Less obvious forms of preference failure occur when someone may believe that they are doing the right thing, but their actions are counter-productive to their intentions.

For example, a survey by Monash University in 2005 found that 22 per cent of people said they sometimes fed a cat that did not belong to them (2). Some people may feel they are being kind because they know that stray cats suffer from starvation, disease and injuries from fights with other cats. But because they are ‘unowned’, stray cats are deprived of the regular meals, shelter, grooming and veterinary care that owned cats receive. Feeding stray cats provides a short-term ‘feel good factor’ that acts against the long-term welfare of the cats. Being a stray cat is not a sustainable lifestyle, with an average life-expectancy of only 3 years. So feeding them actually perpetuates the misery of these poor animals (and their kittens), which on a rational basis should either be adopted as pets or euthanased.
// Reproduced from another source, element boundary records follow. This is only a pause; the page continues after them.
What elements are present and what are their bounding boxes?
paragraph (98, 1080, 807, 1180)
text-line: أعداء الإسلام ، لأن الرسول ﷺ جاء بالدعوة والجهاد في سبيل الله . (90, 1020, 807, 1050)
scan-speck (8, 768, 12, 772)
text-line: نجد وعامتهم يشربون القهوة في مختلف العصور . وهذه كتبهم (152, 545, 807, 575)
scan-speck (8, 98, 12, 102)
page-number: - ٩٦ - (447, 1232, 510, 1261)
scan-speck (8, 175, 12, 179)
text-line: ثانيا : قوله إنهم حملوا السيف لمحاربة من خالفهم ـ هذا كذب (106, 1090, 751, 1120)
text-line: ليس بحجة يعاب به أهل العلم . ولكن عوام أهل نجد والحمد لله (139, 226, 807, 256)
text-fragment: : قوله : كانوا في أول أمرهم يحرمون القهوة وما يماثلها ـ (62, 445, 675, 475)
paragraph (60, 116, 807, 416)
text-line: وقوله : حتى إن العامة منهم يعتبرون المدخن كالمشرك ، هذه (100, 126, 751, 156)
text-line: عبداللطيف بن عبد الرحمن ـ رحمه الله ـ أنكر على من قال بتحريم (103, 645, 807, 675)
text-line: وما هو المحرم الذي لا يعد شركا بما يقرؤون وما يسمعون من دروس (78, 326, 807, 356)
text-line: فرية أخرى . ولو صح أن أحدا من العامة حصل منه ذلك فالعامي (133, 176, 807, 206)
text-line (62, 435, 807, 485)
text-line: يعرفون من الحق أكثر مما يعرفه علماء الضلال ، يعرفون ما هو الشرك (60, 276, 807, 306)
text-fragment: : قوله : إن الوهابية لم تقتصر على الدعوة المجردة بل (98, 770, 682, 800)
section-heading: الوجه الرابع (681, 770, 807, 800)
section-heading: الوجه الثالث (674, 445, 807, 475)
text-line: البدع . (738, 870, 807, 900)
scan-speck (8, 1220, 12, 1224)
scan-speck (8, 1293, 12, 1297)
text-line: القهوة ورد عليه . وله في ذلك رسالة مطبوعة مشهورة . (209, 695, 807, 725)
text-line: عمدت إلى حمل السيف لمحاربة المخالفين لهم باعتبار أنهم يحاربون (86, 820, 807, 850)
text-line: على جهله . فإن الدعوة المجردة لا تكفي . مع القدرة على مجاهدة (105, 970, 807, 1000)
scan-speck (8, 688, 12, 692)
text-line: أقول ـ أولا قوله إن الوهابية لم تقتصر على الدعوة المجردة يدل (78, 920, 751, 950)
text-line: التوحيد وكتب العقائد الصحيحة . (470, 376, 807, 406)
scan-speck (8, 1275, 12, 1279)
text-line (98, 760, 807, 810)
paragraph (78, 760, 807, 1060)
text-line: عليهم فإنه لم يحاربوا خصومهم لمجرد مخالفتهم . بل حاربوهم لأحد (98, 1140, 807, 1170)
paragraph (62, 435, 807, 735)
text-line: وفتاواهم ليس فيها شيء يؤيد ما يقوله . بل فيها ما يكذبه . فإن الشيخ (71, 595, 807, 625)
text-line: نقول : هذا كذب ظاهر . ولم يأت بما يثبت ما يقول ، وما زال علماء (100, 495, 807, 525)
An adverse side-effect is that stray cats are also more likely to kill birds, possums and other native animals than owned cats, at least some of which are kept indoors overnight. The kindest thing to do for a stray cat would be to ‘adopt’ it (but have it checked for a microchip by a vet first). If this is not possible, contact an animal welfare organisation such as the RSPCA or the Cat Protection Society.

Preference failure is not usually a fallacy of deductive logic, in the sense of drawing an invalid conclusion from stated premises. It is more likely to be an instance of invalid inductive reasoning, where the evidence has insufficient inductive strength to justify the behaviour.

References

1. Abelson, P. (2008) Public Economics – Principles and Practice. McGraw-Hill, North Ryde.